Analog In-Memory Computing (AIMC) offers a promising solution to the von Neumann bottleneck. However, deploying transformer models on AIMC remains challenging due to their inherent need for flexibility and adaptability across diverse tasks. For the benefits of AIMC to be fully realized, weights of static vector-matrix multiplications must be mapped and programmed to analog devices in a weight-stationary manner. This poses two challenges for adapting a base network to hardware and downstream tasks: (i) conventional analog hardware-aware (AHWA) training requires retraining the entire model, and (ii) reprogramming analog devices is both time- and energy-intensive. To address these issues, we propose Analog Hardware-Aware Low-Rank Adaptation (AHWA-LoRA) training, a novel approach for efficiently adapting transformers to AIMC hardware. AHWA-LoRA training keeps the analog weights fixed as meta-weights and introduces lightweight external LoRA modules for both hardware and task adaptation. We validate AHWA-LoRA training on SQuAD v1.1 and the GLUE benchmark, demonstrate its scalability to larger models, and show its effectiveness in instruction tuning and reinforcement learning. We further evaluate a practical deployment scenario that balances AIMC tile latency with digital LoRA processing using optimized pipeline strategies, with RISC-V-based programmable multi-core accelerators. This hybrid architecture achieves efficient transformer inference with only a 4% per-layer overhead compared to a fully AIMC implementation.

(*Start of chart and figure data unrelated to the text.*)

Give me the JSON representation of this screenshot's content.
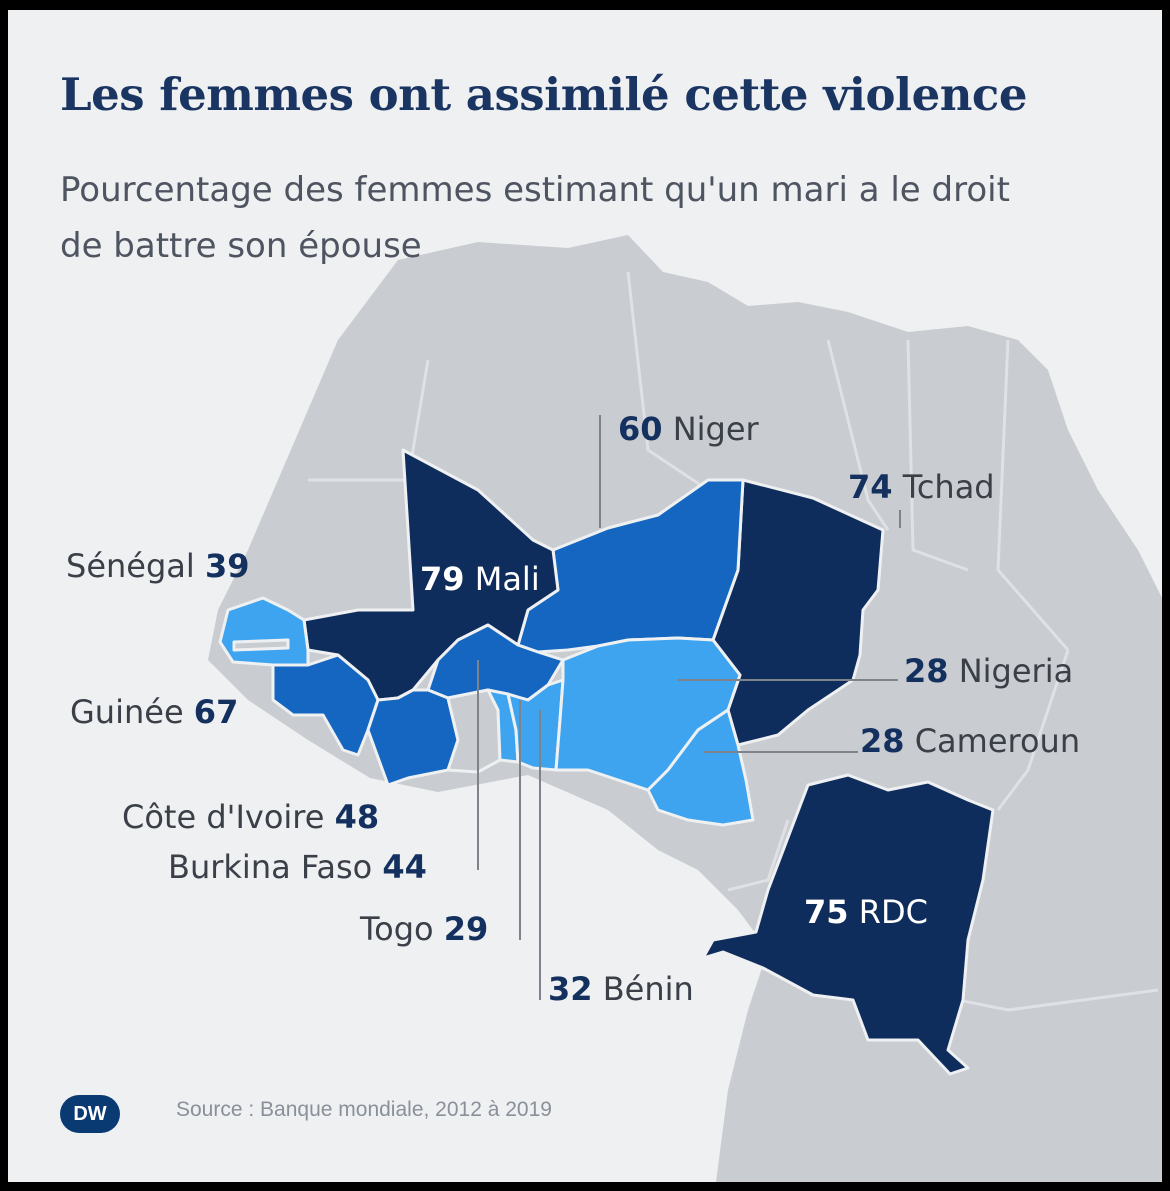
{
  "title": "Les femmes ont assimilé cette violence",
  "subtitle": "Pourcentage des femmes estimant qu'un mari a le droit de battre son épouse",
  "source": "Source : Banque mondiale, 2012 à 2019",
  "logo_text": "DW",
  "colors": {
    "background": "#eef0f2",
    "land": "#c9ccd0",
    "border": "#eef0f2",
    "dark": "#0f2d5c",
    "medium": "#1466c0",
    "light": "#3fa4ef",
    "title": "#1b3562",
    "leader": "#7e838b"
  },
  "chart_data": {
    "type": "choropleth",
    "title": "Les femmes ont assimilé cette violence",
    "subtitle": "Pourcentage des femmes estimant qu'un mari a le droit de battre son épouse",
    "unit": "%",
    "countries": [
      {
        "id": "mali",
        "name": "Mali",
        "value": 79,
        "shade": "dark"
      },
      {
        "id": "niger",
        "name": "Niger",
        "value": 60,
        "shade": "medium"
      },
      {
        "id": "tchad",
        "name": "Tchad",
        "value": 74,
        "shade": "dark"
      },
      {
        "id": "senegal",
        "name": "Sénégal",
        "value": 39,
        "shade": "light"
      },
      {
        "id": "guinee",
        "name": "Guinée",
        "value": 67,
        "shade": "medium"
      },
      {
        "id": "cote",
        "name": "Côte d'Ivoire",
        "value": 48,
        "shade": "medium"
      },
      {
        "id": "burkina",
        "name": "Burkina Faso",
        "value": 44,
        "shade": "medium"
      },
      {
        "id": "togo",
        "name": "Togo",
        "value": 29,
        "shade": "light"
      },
      {
        "id": "benin",
        "name": "Bénin",
        "value": 32,
        "shade": "light"
      },
      {
        "id": "nigeria",
        "name": "Nigeria",
        "value": 28,
        "shade": "light"
      },
      {
        "id": "cameroun",
        "name": "Cameroun",
        "value": 28,
        "shade": "light"
      },
      {
        "id": "rdc",
        "name": "RDC",
        "value": 75,
        "shade": "dark"
      }
    ]
  }
}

翻译：模拟内存计算（AIMC）为冯·诺依曼瓶颈提供了有前景的解决方案。然而，由于Transformer模型在不同任务中固有的灵活性和适应性需求，将其部署至AIMC仍面临挑战。为充分利用AIMC的优势，静态向量-矩阵乘法的权重必须以权重静态方式映射并编程至模拟器件中。这给将基础网络适配至硬件及下游任务带来了两个挑战：(i) 传统模拟硬件感知（AHWA）训练需重新训练整个模型；(ii) 重新编程模拟器件既耗时又耗能。为解决这些问题，我们提出模拟硬件感知低秩适配（AHWA-LoRA）训练——一种高效将Transformer适配至AIMC硬件的新方法。AHWA-LoRA训练将模拟权重固定为元权重，并引入轻量级外部LoRA模块用于硬件与任务适配。我们在SQuAD v1.1和GLUE基准测试上验证了AHWA-LoRA训练，证明了其在更大模型上的可扩展性，并展示了其在指令微调与强化学习中的有效性。我们进一步评估了实际部署场景，通过优化的流水线策略平衡AIMC瓦片延迟与数字LoRA处理，并采用基于RISC-V的可编程多核加速器。该混合架构实现了高效的Transformer推理，相比纯AIMC实现，每层开销仅增加4%。